Calculating Mass of a Block in SHM with Given Parameters

[SpyIsCake]

Homework Statement

A block attached to a horizontal spring of force constant 75 N/m undergoes SHM with an amplitude of 0.15 m. If the speed of the mass is 1.7 m/s when the displacement is 0.12 m from the equilibrium position, what is the mass of the block?
k = 75 N
v = 1.7m/s @ 0.12m displacement

Homework Equations

T = 2π√(m/k)
T = d/v

The Attempt at a Solution

I am having a really hard time figuring this out.
This question would be much easier if I could find the velocity when it is at its highest amplitude, because then I would have to multiply the time by two to get the full cycle.

But it does not give me that. I have no clue how to find the period in order to complete my equation.

 

[Chestermiller]

What is the equation for the displacement from the equilibrium position as a function of time in SHM?

 

[SpyIsCake]

What is the equation for the displacement from the equilibrium position as a function of time in SHM?

I don't know. I wrote down the equation for SHM that gives period.

 

[Chestermiller]

I don't know. I wrote down the equation for SHM that gives period.

That equation is not adequate to solve this problem. Please go back and review your notes on simple harmonic motion.

Chet

 

[mfb]

What is the energy stored in the spring at a displacement of 0.15m? What is the value at 0.12m?

 

[SpyIsCake]

What is the energy stored in the spring at a displacement of 0.15m? What is the value at 0.12m?

The energy stored in a spring at 0.15m is:

1/2 (75N/m)(0.12^2) = 0.54 J of energy.
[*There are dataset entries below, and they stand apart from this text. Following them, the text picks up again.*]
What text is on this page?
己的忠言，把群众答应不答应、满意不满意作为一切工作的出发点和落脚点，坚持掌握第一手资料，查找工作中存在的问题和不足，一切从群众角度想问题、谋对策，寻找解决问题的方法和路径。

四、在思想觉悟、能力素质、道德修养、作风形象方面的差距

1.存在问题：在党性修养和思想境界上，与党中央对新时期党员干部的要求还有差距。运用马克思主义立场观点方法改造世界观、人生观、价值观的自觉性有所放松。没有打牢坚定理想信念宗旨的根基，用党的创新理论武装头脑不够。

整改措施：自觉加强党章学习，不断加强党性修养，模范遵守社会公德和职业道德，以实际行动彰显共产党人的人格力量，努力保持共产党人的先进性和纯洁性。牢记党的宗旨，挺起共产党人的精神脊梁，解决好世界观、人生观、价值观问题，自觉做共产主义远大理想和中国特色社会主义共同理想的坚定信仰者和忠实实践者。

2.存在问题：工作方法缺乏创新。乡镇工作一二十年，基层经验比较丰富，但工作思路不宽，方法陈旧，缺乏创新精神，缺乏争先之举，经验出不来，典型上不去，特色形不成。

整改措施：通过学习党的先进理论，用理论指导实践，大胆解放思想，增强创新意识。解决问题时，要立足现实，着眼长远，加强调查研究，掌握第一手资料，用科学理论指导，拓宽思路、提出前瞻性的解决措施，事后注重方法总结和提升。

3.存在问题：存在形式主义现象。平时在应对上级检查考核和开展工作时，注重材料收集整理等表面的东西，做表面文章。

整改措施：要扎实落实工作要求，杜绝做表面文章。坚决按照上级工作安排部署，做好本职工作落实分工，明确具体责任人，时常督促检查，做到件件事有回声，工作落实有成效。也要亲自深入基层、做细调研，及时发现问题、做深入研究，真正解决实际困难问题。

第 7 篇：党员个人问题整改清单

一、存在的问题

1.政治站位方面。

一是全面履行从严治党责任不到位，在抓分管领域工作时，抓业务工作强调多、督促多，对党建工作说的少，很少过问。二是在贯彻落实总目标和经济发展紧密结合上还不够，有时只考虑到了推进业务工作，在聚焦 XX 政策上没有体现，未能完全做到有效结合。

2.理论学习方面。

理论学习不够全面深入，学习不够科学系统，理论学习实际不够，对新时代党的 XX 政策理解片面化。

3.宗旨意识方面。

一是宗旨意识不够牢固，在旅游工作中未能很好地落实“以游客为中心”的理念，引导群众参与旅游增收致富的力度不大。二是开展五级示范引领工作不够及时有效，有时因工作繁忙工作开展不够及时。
Now, I can substitute the equation and solve for m like this:

1/2(75N/m)(0.12^2) = 1/2(M)(1.7^2)

I get a mass of 0.6 kg.

Answer is 0.21 kg

 

[SpyIsCake]

The energy stored in a spring at 0.15m is:

1/2 (75N/m)(0.12^2) = 0.54 J of energy. Now, I can substitute the equation and solve for m like this:

1/2(75N/m)(0.12^2) = 1/2(M)(1.7^2)

I get a mass of 0.6 kg.

Answer is 0.21 kg

Whoops, I actually got a mass of 0.37kg.

Still not the answer, though.

 

[mfb]

The energy stored in a spring at 0.15m[/color] is:

1/2 (75N/m)(0.12[/color]^2) = 0.54 J of energy.

Huh?
You should get two different energy values for both displacements. Just this difference is available as kinetic energy, not the full energy stored in the spring.

 

[SpyIsCake]

Huh?
You should get two different energy values for both displacements. Just this difference is available as kinetic energy, not the full energy stored in the spring.

That was a typo.

I meant to calculate the energy value for when the spring is at 0.12m. The reason is because I have the speed on that value. I don't have speed at 0.15m.

 

[mfb]

I don't have speed at 0.15m.

It is the maximal distance the object can get away from the origin. What do you expect as velocity there?

 

[SpyIsCake]

It is the maximal distance the object can get away from the origin. What do you expect as velocity there?

That's what I'm confused about. If I have that velocity, I should be able to get the mass.

But I don't know that velocity, nor do I know how to calculate it.

 

[mfb]

Does it move to the left or to the right at that point?
Trick question...

 

[SpyIsCake]

Does it move to the left or to the right at that point?
Trick question...

I'll just go ahead and assume that this SHM is a mass on a spring hanging from the ceiling. On the highest amplitude, it's not really moving too much.

 

[Chestermiller]

The equation I was thinking of in post number #2 was $y=0.15sin(\sqrt{\frac{k}{m}}t)$. From this you can calculate the velocity at time t.

Chet

 

[mfb]

I'll just go ahead and assume that this SHM is a mass on a spring hanging from the ceiling. On the highest amplitude, it's not really moving too much.

It is a horizontal spring and horizontal motion. Anyway, the mass is just turning around, so it has a velocity of zero there.